The Joint Private Sector Consultative Business Forum charged the GSA to rather concern itself with more important issues pertaining to high demurrage and rent, general inefficiency at the ports and extortions that often come from shipping lines.
They noted that the problems confronting the business community are so numerous that any additional tax-oriented policy will aggravate the already precarious situation.
“It is important for policymakers to be sensitive to the plight of the business community in times like these,” the leaders said.
They are surprised that after the argument that ASHI was to solve the problem of demurrage collapsed, the ministry has now shifted the goal post saying that ASHI would check undervaluation of imports.
According to them, ASHI is not the solution to under valuation since the Destination Inspection Companies (DICs) have checks and balances to deal with it.

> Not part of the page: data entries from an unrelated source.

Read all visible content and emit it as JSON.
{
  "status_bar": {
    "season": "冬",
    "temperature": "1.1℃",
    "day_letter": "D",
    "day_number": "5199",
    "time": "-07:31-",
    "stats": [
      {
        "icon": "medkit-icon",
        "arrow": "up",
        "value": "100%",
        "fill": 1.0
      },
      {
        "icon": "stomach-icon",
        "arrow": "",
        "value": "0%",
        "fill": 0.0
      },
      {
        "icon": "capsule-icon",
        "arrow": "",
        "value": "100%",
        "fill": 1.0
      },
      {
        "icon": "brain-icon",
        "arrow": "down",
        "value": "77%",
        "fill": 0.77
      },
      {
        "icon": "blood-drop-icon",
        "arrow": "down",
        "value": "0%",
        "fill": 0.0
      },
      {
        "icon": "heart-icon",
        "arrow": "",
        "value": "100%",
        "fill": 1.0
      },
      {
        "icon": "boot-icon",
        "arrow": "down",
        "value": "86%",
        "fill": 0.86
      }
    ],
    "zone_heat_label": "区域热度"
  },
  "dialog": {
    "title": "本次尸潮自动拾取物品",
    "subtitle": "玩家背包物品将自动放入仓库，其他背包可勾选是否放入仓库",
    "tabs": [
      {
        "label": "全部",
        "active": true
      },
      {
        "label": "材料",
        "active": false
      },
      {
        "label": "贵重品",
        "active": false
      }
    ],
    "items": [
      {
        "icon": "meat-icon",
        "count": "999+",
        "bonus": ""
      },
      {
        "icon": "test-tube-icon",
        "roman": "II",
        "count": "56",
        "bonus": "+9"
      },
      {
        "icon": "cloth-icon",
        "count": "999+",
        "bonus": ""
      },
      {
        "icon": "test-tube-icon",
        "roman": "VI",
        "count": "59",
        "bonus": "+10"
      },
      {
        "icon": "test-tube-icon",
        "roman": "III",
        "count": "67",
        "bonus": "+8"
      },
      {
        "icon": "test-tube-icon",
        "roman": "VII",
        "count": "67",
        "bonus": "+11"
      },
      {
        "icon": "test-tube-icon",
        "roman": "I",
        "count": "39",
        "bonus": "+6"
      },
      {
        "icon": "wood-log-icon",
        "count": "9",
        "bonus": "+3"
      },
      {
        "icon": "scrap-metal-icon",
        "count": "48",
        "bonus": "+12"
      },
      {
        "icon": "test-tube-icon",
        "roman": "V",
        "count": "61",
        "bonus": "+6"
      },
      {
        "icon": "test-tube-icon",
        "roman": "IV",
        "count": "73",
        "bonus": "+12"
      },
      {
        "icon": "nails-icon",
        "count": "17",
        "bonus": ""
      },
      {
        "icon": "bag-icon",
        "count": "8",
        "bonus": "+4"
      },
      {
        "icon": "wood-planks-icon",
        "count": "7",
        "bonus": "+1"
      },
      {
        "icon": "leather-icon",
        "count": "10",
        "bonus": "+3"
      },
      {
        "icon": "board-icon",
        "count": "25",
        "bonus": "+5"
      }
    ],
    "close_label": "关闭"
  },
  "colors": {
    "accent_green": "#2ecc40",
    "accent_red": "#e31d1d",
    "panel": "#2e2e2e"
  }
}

They explained that Destination Inspection Companies which have reason to suspect under-declaration get the actual values from the manufacturers on the internet for the importer to pay.
Therefore, they said the Minister’s statement that ASHI is to address undervaluation cannot stand the test of time.
Ministry of Trade and Industry
It noted that at a time when Ghana was making progress in “ease of doing business” rankings, as well as “attractiveness to foreign investment,” embarking on a strike will give Ghana a negative reputation in international business circles, as the intended strike would affect the various international partners and interlocutors of the business and industry players.
Again, with recent announcement of the successful IMF negotiations with government, which is expected to inject a large volume of new public and private sector capital into the country, the decision of the business associations to go on strike could be misconstrued to mean a disappointment with the success of the IMF negotiations and an organised effort to undermine the national economy, it observed.